Some of the exams/tests that may be used include:

  • Physical exam, including a pelvic exam: Your provider will check your vital signs as well as examine your abdomen and pelvis to evaluate the location and severity of your discomfort.

  • Pregnancy test. When evaluating serious pelvic pain, one of the most important first steps is determining if the woman could be pregnant.

  • Lab tests. Blood work, urine tests, and/or vaginal samples can help identify urinary or sexually transmitted infections.

  • Imaging tests. Ultrasound is used to detect masses or cysts in the ovaries, uterus, or fallopian tubes. X-rays, computerized tomography (CT) scans, or magnetic resonance imaging (MRI) may also be ordered.

  • Laparoscopy. In rare cases, where the source of pain is not clear, a minimally invasive diagnostic procedure may be performed to visualize the inside of the abdominal and pelvic cavity. A small camera is inserted into the abdomen to get a closer look at the pelvic organs.

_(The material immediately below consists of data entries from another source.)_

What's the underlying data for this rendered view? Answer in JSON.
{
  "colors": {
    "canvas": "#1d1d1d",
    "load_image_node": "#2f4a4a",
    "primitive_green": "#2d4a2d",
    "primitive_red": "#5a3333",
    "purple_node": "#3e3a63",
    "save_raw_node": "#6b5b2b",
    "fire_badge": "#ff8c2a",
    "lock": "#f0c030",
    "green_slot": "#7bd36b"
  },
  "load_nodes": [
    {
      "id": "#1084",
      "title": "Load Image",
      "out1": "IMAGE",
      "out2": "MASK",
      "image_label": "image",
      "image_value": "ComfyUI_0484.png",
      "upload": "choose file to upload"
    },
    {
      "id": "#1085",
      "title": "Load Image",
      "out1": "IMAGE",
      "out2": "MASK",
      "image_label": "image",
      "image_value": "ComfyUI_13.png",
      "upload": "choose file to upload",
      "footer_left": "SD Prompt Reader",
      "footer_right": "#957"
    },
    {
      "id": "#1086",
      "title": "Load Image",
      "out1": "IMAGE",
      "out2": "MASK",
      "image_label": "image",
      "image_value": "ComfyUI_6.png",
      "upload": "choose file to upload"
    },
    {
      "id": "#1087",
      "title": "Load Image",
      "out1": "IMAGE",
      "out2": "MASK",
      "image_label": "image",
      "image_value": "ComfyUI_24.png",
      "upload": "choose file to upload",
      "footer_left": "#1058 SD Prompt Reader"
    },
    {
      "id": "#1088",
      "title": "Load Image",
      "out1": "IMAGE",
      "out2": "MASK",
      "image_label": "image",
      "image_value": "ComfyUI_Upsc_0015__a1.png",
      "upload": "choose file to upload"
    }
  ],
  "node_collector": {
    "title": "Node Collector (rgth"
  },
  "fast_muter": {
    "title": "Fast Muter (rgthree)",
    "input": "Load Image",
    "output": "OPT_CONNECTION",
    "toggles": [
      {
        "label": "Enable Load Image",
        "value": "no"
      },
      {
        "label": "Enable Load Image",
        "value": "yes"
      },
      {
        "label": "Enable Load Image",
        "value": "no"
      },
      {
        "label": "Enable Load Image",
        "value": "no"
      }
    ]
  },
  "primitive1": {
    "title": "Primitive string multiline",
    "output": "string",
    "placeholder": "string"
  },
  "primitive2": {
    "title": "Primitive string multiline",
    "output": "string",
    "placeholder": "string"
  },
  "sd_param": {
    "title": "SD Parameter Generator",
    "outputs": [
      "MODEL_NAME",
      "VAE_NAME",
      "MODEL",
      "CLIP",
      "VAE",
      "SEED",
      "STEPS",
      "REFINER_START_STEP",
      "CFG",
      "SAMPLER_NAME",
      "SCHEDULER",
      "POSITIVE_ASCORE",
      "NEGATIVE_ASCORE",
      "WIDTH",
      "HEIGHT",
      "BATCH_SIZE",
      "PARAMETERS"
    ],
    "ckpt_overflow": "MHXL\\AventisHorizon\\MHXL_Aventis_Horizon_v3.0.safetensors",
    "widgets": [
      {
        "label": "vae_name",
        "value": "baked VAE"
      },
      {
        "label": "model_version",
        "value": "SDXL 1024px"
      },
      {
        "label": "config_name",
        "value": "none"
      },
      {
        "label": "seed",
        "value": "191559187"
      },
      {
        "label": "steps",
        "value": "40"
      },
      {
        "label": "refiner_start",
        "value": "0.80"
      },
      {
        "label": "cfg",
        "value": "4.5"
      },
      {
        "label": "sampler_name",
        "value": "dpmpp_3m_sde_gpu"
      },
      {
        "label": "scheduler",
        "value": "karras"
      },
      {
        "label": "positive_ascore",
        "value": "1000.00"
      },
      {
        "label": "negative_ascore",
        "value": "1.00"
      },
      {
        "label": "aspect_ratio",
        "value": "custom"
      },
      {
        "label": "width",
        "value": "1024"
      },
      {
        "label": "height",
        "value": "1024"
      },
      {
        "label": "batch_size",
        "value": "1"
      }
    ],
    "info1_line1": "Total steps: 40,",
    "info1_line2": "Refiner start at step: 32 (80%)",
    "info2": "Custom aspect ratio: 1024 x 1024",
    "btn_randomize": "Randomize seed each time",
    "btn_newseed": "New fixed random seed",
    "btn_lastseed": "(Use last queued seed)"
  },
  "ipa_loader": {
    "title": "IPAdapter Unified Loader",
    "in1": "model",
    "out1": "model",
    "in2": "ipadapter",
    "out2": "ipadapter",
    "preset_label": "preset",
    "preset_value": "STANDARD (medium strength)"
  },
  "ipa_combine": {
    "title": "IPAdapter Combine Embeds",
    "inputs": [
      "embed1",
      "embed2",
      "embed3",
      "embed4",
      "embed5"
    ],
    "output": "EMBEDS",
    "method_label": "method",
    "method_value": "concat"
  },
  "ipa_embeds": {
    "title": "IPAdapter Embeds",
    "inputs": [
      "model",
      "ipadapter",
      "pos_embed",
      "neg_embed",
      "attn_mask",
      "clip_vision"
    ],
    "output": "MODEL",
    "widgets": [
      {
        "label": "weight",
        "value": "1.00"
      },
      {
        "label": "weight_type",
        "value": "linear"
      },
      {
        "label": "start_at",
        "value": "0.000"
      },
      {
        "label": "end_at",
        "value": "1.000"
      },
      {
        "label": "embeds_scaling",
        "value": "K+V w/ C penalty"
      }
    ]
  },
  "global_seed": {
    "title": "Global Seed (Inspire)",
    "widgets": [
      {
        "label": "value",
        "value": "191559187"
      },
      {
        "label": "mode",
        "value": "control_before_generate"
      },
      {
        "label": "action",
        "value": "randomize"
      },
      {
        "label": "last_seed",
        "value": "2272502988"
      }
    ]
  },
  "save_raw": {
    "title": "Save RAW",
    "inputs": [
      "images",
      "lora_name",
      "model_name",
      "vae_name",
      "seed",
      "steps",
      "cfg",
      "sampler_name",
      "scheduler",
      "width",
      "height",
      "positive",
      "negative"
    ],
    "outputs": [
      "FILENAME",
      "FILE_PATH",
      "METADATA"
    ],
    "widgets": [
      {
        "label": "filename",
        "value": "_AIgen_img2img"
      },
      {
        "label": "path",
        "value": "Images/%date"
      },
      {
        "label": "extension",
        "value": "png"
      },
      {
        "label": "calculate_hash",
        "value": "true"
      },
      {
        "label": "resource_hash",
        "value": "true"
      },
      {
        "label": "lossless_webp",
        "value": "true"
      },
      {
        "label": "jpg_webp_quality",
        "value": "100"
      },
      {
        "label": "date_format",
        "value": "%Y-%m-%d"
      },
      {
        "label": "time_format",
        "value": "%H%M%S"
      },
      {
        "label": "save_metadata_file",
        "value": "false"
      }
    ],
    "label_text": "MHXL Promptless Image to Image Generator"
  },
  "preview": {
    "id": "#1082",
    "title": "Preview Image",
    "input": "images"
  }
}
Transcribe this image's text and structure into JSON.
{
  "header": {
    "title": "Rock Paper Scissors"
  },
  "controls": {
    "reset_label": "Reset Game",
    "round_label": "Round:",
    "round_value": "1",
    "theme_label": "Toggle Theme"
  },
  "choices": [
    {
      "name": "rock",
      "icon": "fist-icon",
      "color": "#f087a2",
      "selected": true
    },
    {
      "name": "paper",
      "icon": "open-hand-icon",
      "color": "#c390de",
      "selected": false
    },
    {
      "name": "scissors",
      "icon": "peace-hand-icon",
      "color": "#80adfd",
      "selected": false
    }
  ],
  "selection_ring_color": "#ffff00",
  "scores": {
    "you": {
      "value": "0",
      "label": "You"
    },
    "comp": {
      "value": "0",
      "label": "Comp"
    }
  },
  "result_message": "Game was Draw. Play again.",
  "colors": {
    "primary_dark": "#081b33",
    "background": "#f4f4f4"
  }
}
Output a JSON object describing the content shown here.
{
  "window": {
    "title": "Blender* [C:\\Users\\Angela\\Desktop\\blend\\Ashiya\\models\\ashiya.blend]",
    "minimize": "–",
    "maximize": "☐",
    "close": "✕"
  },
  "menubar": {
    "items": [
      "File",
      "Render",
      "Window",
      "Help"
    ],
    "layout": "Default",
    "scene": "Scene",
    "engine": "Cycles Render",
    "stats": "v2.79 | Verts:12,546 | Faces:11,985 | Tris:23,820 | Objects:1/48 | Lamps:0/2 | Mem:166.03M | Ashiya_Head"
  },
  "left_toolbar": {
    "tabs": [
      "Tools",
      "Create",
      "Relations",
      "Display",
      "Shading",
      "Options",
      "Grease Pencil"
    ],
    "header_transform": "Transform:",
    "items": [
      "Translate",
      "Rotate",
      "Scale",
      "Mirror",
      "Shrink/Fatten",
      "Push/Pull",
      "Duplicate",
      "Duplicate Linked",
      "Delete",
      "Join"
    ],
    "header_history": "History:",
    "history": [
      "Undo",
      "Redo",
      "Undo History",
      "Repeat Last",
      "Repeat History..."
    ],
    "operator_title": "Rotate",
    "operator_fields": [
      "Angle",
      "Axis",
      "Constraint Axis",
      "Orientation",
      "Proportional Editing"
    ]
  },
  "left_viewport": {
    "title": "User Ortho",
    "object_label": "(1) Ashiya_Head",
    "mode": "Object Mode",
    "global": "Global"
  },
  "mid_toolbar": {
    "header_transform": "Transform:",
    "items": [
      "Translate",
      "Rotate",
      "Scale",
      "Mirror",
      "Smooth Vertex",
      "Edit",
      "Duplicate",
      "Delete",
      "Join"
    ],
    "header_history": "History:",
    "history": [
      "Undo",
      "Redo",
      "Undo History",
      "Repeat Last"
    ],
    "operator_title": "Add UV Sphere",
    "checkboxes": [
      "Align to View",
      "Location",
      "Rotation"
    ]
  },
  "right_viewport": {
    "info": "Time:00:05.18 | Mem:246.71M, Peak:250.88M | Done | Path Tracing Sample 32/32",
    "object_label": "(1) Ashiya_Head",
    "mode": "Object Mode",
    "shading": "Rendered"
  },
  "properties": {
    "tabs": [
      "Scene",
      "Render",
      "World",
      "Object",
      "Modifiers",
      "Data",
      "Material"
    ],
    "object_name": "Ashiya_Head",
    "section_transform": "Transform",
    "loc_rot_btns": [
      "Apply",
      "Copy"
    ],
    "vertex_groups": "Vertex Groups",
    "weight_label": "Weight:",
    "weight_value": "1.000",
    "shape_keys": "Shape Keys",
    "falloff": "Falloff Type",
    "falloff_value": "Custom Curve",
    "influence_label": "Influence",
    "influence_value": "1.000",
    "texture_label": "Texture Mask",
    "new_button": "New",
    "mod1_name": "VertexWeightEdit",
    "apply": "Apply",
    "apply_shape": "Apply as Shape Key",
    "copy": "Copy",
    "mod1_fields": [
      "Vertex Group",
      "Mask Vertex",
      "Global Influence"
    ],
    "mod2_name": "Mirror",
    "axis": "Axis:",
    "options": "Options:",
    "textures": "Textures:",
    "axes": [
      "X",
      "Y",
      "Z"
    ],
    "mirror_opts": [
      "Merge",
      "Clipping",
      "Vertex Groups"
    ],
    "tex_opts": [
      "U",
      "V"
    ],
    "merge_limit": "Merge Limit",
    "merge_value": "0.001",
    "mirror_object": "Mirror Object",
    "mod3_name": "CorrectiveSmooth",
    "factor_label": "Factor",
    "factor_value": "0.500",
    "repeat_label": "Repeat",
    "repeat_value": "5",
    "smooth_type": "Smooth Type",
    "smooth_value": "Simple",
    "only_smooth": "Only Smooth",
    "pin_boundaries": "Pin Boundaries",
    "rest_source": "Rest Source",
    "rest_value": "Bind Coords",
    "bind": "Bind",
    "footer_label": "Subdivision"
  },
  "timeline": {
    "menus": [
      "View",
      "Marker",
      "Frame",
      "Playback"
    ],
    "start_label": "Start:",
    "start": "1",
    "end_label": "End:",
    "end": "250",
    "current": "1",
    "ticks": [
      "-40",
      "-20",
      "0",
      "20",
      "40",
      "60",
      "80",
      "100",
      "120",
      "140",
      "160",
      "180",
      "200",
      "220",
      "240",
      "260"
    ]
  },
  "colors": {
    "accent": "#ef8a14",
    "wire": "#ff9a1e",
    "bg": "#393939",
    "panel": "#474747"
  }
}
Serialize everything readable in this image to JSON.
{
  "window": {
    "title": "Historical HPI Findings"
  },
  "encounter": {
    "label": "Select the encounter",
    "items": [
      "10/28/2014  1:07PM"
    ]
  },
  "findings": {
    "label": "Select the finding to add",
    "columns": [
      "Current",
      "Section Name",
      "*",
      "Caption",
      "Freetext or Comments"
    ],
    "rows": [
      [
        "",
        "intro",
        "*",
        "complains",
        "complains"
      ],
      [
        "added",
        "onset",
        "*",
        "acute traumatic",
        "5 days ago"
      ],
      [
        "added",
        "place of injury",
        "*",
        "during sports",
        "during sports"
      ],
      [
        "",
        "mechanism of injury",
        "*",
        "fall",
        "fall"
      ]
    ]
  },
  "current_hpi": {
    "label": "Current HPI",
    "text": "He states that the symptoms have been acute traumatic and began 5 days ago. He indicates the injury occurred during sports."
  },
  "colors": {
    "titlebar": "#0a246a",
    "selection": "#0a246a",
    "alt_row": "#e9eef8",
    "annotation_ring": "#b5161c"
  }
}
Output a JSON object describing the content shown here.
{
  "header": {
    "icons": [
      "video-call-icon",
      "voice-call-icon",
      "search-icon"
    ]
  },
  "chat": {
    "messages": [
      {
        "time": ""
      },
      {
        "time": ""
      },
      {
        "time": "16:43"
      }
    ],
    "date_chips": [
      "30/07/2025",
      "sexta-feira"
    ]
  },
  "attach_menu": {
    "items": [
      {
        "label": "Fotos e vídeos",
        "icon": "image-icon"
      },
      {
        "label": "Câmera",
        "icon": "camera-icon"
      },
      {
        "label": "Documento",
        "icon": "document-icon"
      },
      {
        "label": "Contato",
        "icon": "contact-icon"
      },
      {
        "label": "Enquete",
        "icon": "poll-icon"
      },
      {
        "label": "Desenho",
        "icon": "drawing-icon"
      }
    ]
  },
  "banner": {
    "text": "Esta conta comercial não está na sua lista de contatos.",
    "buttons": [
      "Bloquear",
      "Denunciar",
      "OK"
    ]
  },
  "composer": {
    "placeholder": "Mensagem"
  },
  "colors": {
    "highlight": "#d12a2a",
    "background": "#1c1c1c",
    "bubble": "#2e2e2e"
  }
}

This test is helpful in diagnosing endometriosis and chronic pelvic inflammatory disease.

What treatments are available for pelvic pain?

Pelvic pain is treated based on the cause. Once the problem is identified, there are numerous treatment options that can help make you more comfortable and improve your quality of life such as medications like birth control pills, antibiotics, or stool softeners and surgical interventions.

Since there are so many potential causes of pelvic pain, some trial and error may be needed. If there is no improvement with the initial course of action, she advises that the patient be reevaluated to determine if there is a need for a change in management.

Sometimes the symptoms of pelvic pain do not pinpoint to a gynecologic source. If another organ system is suspected, a referral may be made to another specialist.